At first he thought his caller a sister of Leora. He parleyed with,—”A girl did have a room here—is she—” and he described Leora.

“No,” was the answer. Then came the description of “Crying Marie.” “I would like to take her home with me. I’m her sister.”

Then the old musician said, “If you’ll wait here I’ll bring her to you.”

“Thank you,” smiled the young woman.

She had been adopted by a poor family, and grew up neglected by her more fortunate sister. The man was a laborer, his wife frowsy, and with a half dozen children. The authorities forced the family to allow her to go to school. She would do the house work before leaving each morning.

Her mind was so apt that when she finished school, the young principal interested several families in her welfare. She was sent to Normal School.

An attachment grew between herself and the principal. They exchanged letters weekly, in which little was said of love. Instead, there was a common interest, an intense joy of learning.

When the girl finished Normal School, they were married in secret. The principal was chosen as superintendent of schools in the largest city of his state. He was thirty-four at the time and the newspapers commented editorially on the high honor bestowed upon him. He sent his wife, who was hardly twenty, to college. Upon her graduation as the valedictorian of her class, her marriage to the school superintendent was announced.

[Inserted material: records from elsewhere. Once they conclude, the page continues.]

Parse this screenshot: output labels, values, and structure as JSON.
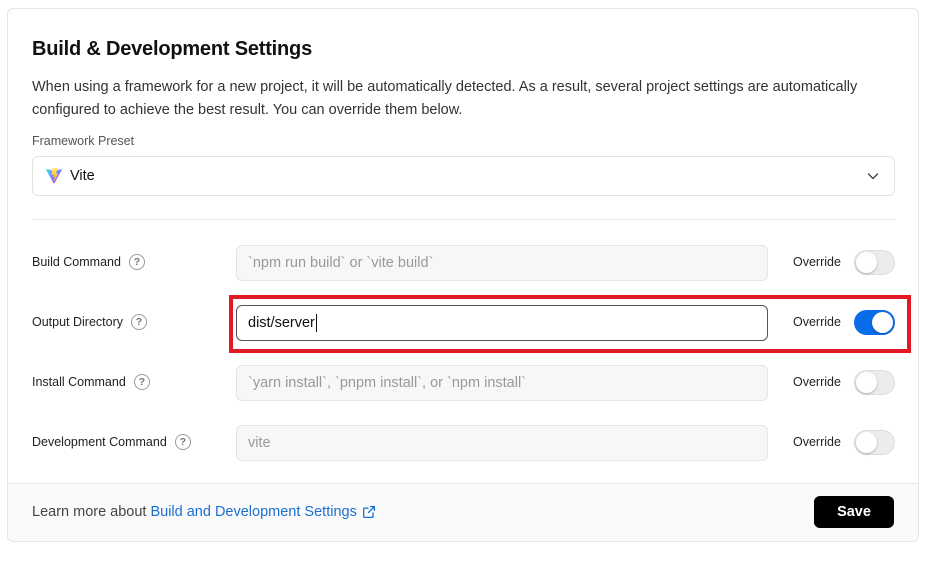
{
  "header": {
    "title": "Build & Development Settings",
    "description": "When using a framework for a new project, it will be automatically detected. As a result, several project settings are automatically configured to achieve the best result. You can override them below."
  },
  "framework": {
    "label": "Framework Preset",
    "selected": "Vite",
    "icon": "vite-logo-icon"
  },
  "settings": [
    {
      "label": "Build Command",
      "placeholder": "`npm run build` or `vite build`",
      "value": "",
      "override_label": "Override",
      "override": false
    },
    {
      "label": "Output Directory",
      "placeholder": "",
      "value": "dist/server",
      "override_label": "Override",
      "override": true
    },
    {
      "label": "Install Command",
      "placeholder": "`yarn install`, `pnpm install`, or `npm install`",
      "value": "",
      "override_label": "Override",
      "override": false
    },
    {
      "label": "Development Command",
      "placeholder": "vite",
      "value": "",
      "override_label": "Override",
      "override": false
    }
  ],
  "footer": {
    "learn_prefix": "Learn more about",
    "learn_link": "Build and Development Settings",
    "save_label": "Save"
  },
  "colors": {
    "accent": "#0a6ce8",
    "link": "#1a6fd1",
    "highlight": "#e01b24"
  }
}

“What,” asked Mother Rosenbloom, “brings you here in the middle of the afternoon?”

The professor told his story.

Mother Rosenbloom sent for “Crying Marie” and told her the information the professor had given.

“Is it true?” she asked.

“Yes—it’s true.”

“Well, then, you must go home with her—take your handbags—get a taxi with the professor—then send me a telegram later and I’ll ship your trunk to you—it’s less wearing to be a whore in good society than here.”

The girl hurried to her room. Soon she was in a taxi with the professor, and on the way to her sister.

Mother Rosenbloom went to inspect the room.

“Crying Marie” had taken the whip with her.